For the second time this week, a new book caught my enthusiasm…
Nancy Koehn teaches at Harvard Business School, following in their great tradition of business history scholars (for example Alfred Chandler, Thomas McCraw, and Richard Tedlow). A few years ago she wrote an excellent book about the great marketers (“branders”) of all time.
Now she has edited a volume containing some of the most intriguing business stories out of the pages of the New York Times. The Story of American Business from the Pages of the New York Times (Harvard Business Press, 2009) is a fun and mind-expanding book.

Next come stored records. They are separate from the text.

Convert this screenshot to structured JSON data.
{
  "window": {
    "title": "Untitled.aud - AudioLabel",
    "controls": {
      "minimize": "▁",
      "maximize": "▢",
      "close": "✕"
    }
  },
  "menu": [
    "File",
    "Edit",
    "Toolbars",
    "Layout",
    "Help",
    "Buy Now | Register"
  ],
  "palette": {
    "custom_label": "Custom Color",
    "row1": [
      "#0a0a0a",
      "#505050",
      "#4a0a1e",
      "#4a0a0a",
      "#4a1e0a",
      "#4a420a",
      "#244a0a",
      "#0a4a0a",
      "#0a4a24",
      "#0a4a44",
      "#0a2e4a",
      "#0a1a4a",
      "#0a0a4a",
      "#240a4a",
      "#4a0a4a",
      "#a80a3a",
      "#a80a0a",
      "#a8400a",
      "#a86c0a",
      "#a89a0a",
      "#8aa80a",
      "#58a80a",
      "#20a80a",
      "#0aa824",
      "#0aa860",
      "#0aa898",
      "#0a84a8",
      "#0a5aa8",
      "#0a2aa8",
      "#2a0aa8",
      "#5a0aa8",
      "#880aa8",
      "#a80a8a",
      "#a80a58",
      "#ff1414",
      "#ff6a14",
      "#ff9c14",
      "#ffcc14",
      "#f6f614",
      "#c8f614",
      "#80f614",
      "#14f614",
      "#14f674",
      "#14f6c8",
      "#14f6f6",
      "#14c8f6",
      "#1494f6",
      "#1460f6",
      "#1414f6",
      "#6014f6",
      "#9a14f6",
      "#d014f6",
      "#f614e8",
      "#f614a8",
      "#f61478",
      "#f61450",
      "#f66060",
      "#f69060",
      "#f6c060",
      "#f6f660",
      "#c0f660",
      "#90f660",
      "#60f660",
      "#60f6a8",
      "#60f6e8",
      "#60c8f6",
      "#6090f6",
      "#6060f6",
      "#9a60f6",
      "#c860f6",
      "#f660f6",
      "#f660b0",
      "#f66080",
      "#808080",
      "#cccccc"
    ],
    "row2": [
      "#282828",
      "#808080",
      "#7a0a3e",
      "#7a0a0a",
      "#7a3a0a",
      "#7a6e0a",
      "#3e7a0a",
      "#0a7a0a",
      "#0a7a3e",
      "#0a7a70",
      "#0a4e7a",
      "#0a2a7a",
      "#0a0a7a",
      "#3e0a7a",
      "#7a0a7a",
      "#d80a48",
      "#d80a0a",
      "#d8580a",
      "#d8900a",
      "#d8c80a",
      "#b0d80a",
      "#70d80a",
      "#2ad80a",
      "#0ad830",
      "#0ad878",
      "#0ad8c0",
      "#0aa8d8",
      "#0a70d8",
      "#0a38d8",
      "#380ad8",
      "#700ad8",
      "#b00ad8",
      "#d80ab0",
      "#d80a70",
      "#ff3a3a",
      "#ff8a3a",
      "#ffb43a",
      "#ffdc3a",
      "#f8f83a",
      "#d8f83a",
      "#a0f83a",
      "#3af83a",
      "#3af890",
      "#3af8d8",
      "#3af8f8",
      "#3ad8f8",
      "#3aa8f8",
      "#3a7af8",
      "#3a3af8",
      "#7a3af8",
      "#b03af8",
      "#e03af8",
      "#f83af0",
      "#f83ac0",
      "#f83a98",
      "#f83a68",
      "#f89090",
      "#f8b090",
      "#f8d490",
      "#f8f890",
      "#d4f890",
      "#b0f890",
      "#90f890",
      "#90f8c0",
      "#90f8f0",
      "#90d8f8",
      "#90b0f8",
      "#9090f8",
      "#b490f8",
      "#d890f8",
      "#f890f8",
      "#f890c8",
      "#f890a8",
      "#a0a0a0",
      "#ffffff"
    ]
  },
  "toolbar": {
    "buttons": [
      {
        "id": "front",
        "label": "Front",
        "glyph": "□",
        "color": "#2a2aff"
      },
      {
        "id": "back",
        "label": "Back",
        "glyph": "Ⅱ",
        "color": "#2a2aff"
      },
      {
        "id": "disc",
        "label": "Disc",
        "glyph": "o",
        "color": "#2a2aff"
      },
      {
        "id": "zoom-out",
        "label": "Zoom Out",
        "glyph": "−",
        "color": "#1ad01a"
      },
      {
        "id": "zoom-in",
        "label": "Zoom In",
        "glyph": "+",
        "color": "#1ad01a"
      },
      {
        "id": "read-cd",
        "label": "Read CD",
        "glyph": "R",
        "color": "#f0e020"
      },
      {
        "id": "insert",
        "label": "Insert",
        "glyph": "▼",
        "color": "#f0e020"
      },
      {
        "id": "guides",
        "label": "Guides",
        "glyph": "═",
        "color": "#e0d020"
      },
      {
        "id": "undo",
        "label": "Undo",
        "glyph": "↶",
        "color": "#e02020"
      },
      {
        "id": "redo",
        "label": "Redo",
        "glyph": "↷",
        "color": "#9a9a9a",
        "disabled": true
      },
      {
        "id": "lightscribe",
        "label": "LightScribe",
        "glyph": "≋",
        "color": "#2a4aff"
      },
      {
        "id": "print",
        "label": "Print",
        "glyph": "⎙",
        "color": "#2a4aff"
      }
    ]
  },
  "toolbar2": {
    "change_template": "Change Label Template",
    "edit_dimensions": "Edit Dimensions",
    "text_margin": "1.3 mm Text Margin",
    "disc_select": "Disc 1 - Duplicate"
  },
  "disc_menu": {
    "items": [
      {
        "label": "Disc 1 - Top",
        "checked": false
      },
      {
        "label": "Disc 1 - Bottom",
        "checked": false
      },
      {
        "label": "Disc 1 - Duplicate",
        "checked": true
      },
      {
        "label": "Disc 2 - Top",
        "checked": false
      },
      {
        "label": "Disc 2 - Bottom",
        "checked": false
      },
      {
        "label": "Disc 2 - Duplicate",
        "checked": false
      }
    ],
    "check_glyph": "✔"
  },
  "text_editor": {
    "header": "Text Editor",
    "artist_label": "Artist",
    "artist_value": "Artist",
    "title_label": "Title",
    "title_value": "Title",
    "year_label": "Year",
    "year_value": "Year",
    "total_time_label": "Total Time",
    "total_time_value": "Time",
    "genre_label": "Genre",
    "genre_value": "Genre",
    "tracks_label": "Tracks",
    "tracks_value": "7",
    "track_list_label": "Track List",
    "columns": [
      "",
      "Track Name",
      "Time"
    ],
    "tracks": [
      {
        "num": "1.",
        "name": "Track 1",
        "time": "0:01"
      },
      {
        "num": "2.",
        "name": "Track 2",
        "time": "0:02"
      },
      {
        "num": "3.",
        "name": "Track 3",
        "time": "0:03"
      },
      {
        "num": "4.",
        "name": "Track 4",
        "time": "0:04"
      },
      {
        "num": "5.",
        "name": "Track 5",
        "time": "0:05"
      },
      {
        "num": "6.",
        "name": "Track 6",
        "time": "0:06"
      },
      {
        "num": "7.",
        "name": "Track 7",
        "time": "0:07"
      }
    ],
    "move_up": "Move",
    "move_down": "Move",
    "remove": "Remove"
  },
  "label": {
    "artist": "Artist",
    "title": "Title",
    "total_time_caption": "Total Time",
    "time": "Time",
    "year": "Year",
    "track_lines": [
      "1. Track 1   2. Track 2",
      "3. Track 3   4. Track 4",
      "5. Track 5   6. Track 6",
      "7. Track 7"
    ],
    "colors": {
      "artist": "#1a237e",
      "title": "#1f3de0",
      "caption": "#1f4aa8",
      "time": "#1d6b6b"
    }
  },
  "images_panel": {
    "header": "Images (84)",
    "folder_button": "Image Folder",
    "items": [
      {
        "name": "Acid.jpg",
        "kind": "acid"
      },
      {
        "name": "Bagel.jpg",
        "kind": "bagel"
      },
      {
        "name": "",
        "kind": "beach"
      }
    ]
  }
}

105 articles spanning the period from 1869 to 2005 focus on the rise of big business, the role of Wall Street, key individuals, the development of the consumer economy, technological breakthroughs, economic crises, and the nature of work and leisure. I found it to be a great selection, from the obituary for my hero Alfred P. Sloan (who built General Motors) to the announcement of the iPod, from Andrew Carnegie to Estee Lauder, from NBC entering the TV business to Enron’s downfall. As one would expect, these articles are all well-written and usually insightful.
With bite-sized bits from the past and present, this book is a joy just to flip through, to hunt and peck cover-to-cover. I am sure you will discover things you didn’t know, and perhaps gain new ideas for your life and your business. Business history has so much to teach us, and gets way too little of our attention.